Kropka nad i
Ryszard Petru
Lider Konfederacji Sławomir Mentzen nie przyjął zaproszenia do "Kropki nad i" z udziałem Ryszarda Petru. - Jeżeli ktoś nie chce konfrontacji w debacie publicznej, to znaczy, że abdykuje. To znaczy, że nie chce uprawiać poważnej polityki - komentował w programie startujący z listy Trzeciej Drogi do Sejmu były przewodniczący Nowoczesnej Ryszard Petru.
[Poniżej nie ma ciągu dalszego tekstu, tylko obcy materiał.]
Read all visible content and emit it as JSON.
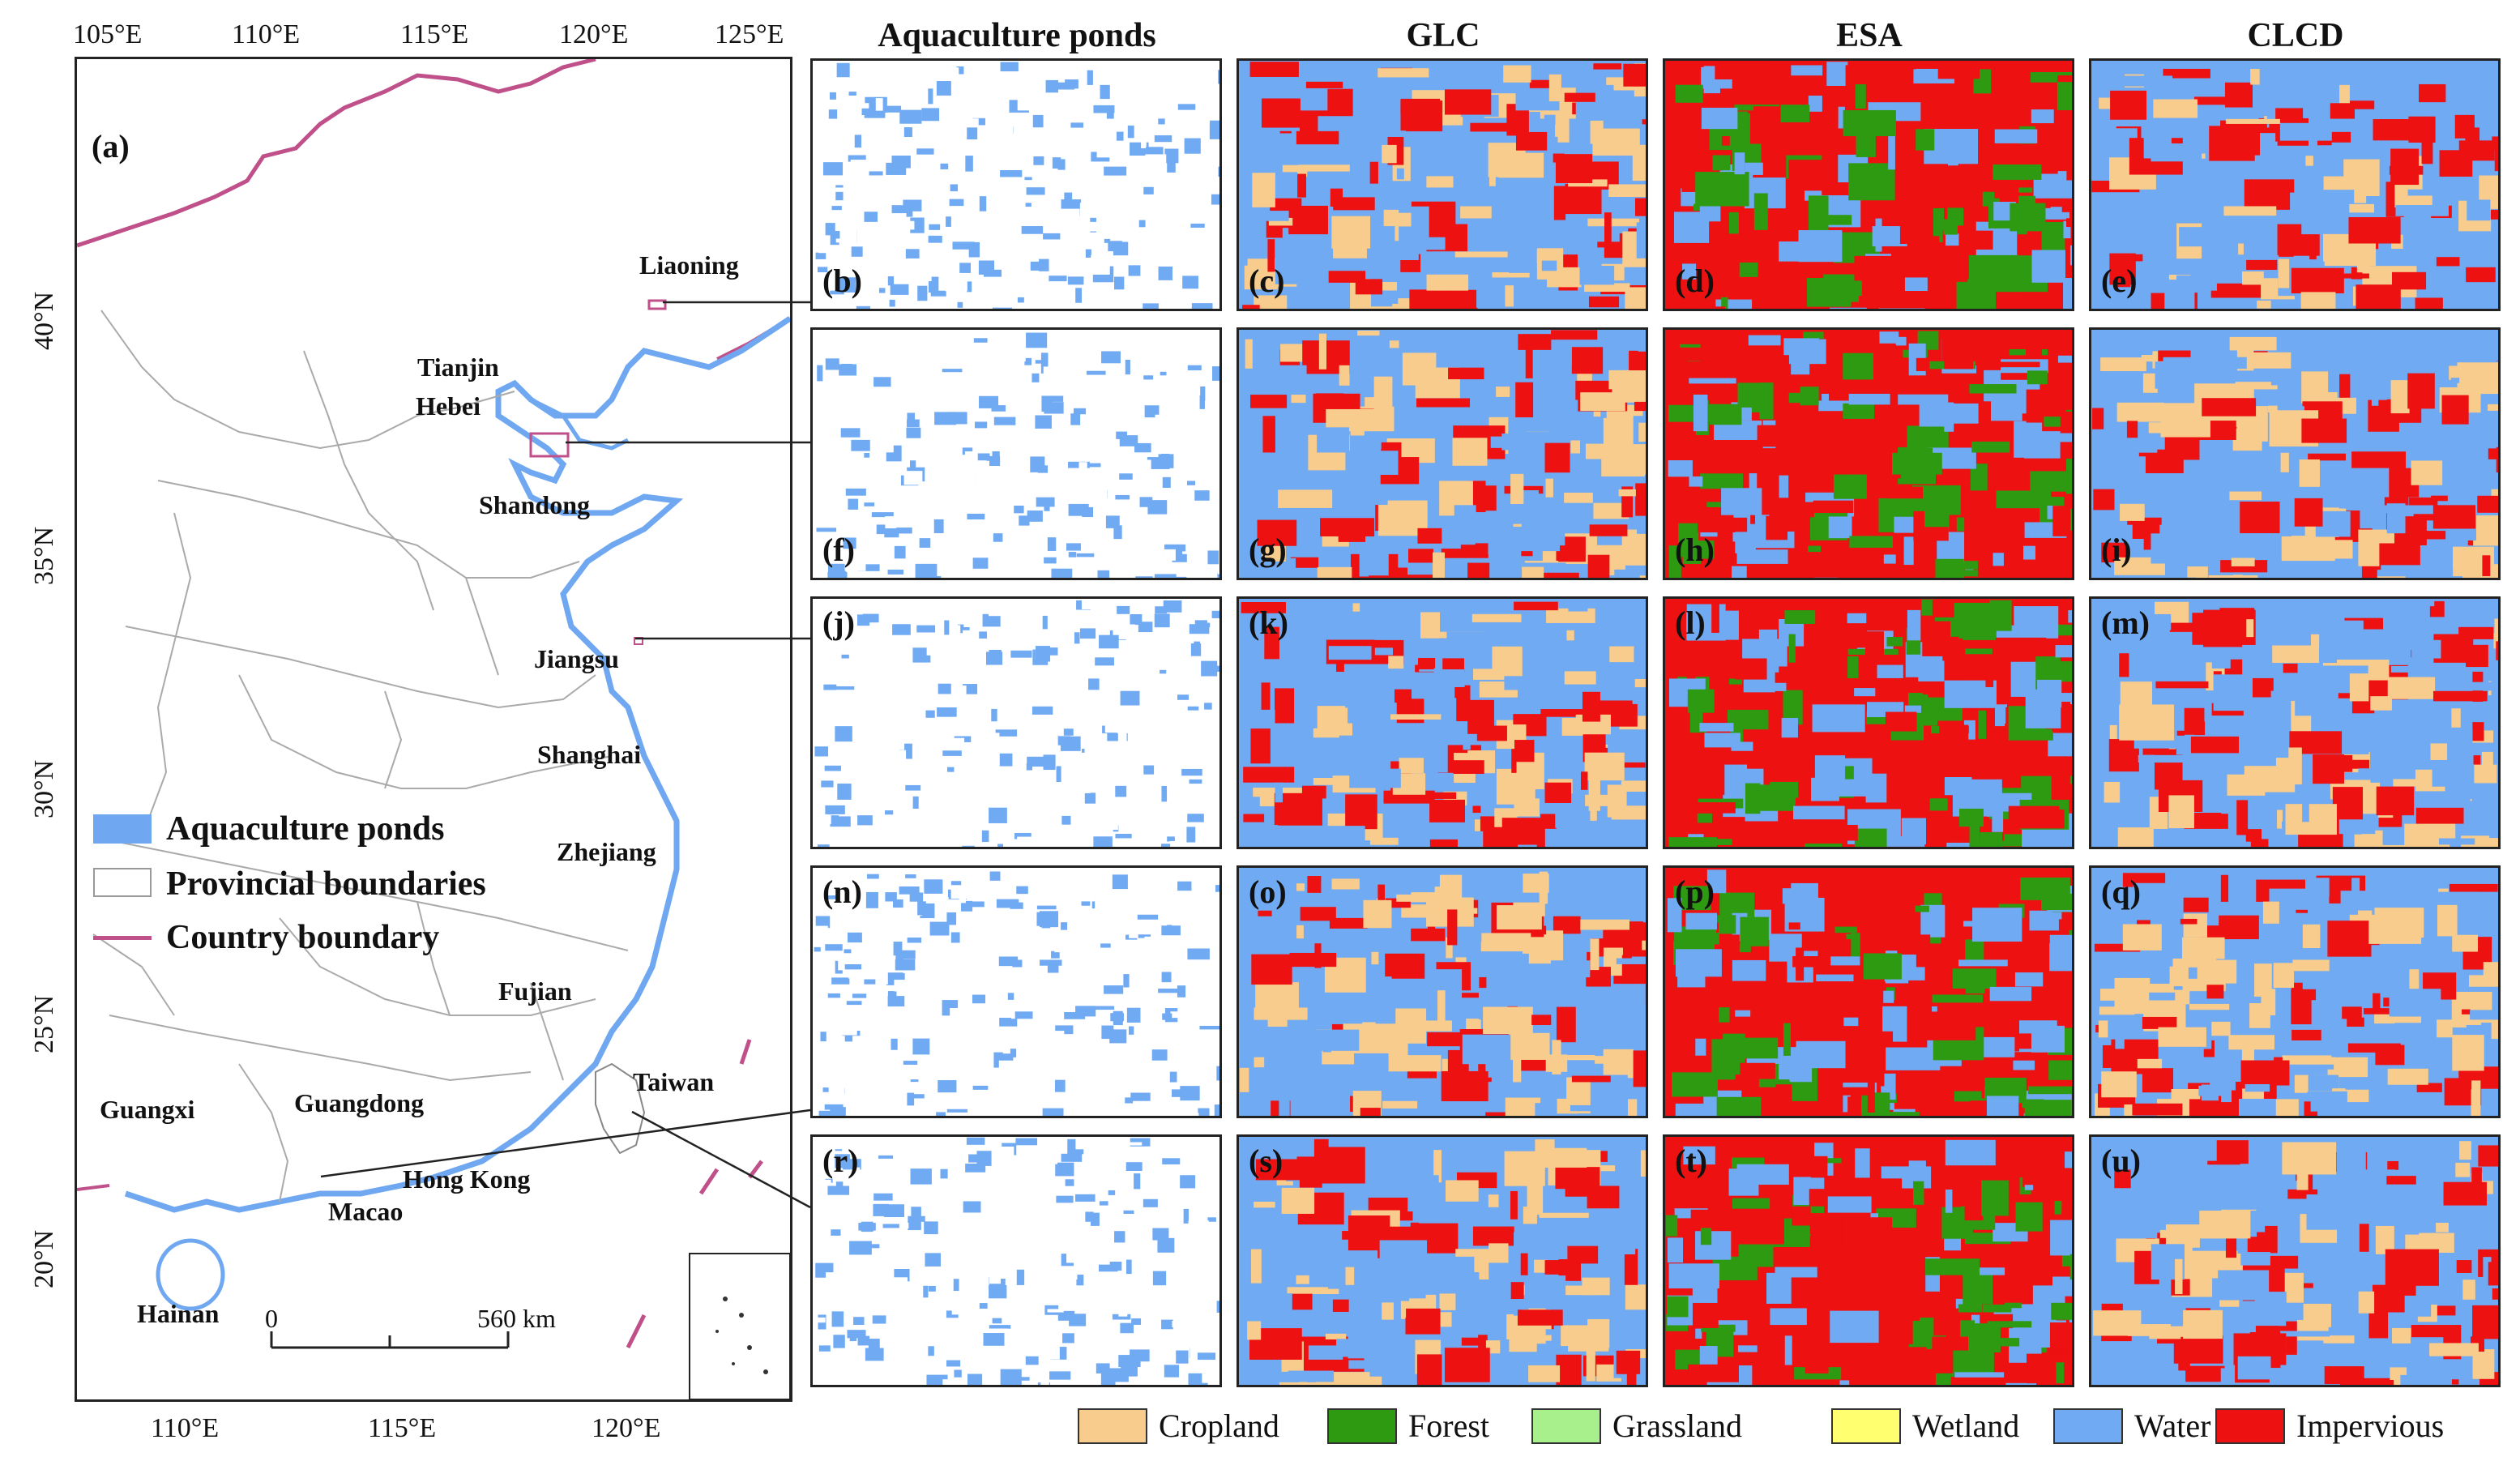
{
  "main_map": {
    "panel_letter": "(a)",
    "lon_ticks_top": [
      "105°E",
      "110°E",
      "115°E",
      "120°E",
      "125°E"
    ],
    "lon_ticks_bottom": [
      "110°E",
      "115°E",
      "120°E"
    ],
    "lat_ticks": [
      "40°N",
      "35°N",
      "30°N",
      "25°N",
      "20°N"
    ],
    "provinces": [
      "Liaoning",
      "Tianjin",
      "Hebei",
      "Shandong",
      "Jiangsu",
      "Shanghai",
      "Zhejiang",
      "Fujian",
      "Taiwan",
      "Guangxi",
      "Guangdong",
      "Hong Kong",
      "Macao",
      "Hainan"
    ],
    "legend": [
      "Aquaculture ponds",
      "Provincial boundaries",
      "Country boundary"
    ],
    "scale": {
      "start": "0",
      "end": "560 km"
    },
    "colors": {
      "ponds": "#6fa8f0",
      "country_boundary": "#c0508a",
      "provincial": "#999999"
    }
  },
  "columns": [
    "Aquaculture ponds",
    "GLC",
    "ESA",
    "CLCD"
  ],
  "panel_letters": [
    [
      "(b)",
      "(c)",
      "(d)",
      "(e)"
    ],
    [
      "(f)",
      "(g)",
      "(h)",
      "(i)"
    ],
    [
      "(j)",
      "(k)",
      "(l)",
      "(m)"
    ],
    [
      "(n)",
      "(o)",
      "(p)",
      "(q)"
    ],
    [
      "(r)",
      "(s)",
      "(t)",
      "(u)"
    ]
  ],
  "land_cover_legend": [
    {
      "label": "Cropland",
      "color": "#f8cc8c"
    },
    {
      "label": "Forest",
      "color": "#2e9a12"
    },
    {
      "label": "Grassland",
      "color": "#a8f08c"
    },
    {
      "label": "Wetland",
      "color": "#ffff70"
    },
    {
      "label": "Water",
      "color": "#70aaf2"
    },
    {
      "label": "Impervious",
      "color": "#ee1111"
    }
  ]
}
Jego zdaniem Konfederacja jest zbiorem osób, które na wolności zbudowały swój nowy wizerunek, ale "jak zbliżymy się bliżej, to jest balon, który pęka, pustka, jeśli chodzi o podatki, kwestie mieszkaniowe". - Gdyby doszło do tego, że Konfederacja tworzy rząd z PiS-em, to nikt się z Mentzenem nie spotka na świecie. Nie ma akceptacji dla antysemityzmu. To spowoduje, że Polska będzie jeszcze bardziej na obrzeżach Unii - stwierdził Petru. W rozmowie z Moniką Olejnik komentował też obniżkę stóp procentowych, utrzymaniu całkowitego zakazu przywozu ukraińskiego zboża po 15 września, a także raport NIK w sprawie wydatkowania publicznych pieniędzy w czasie COVID-19.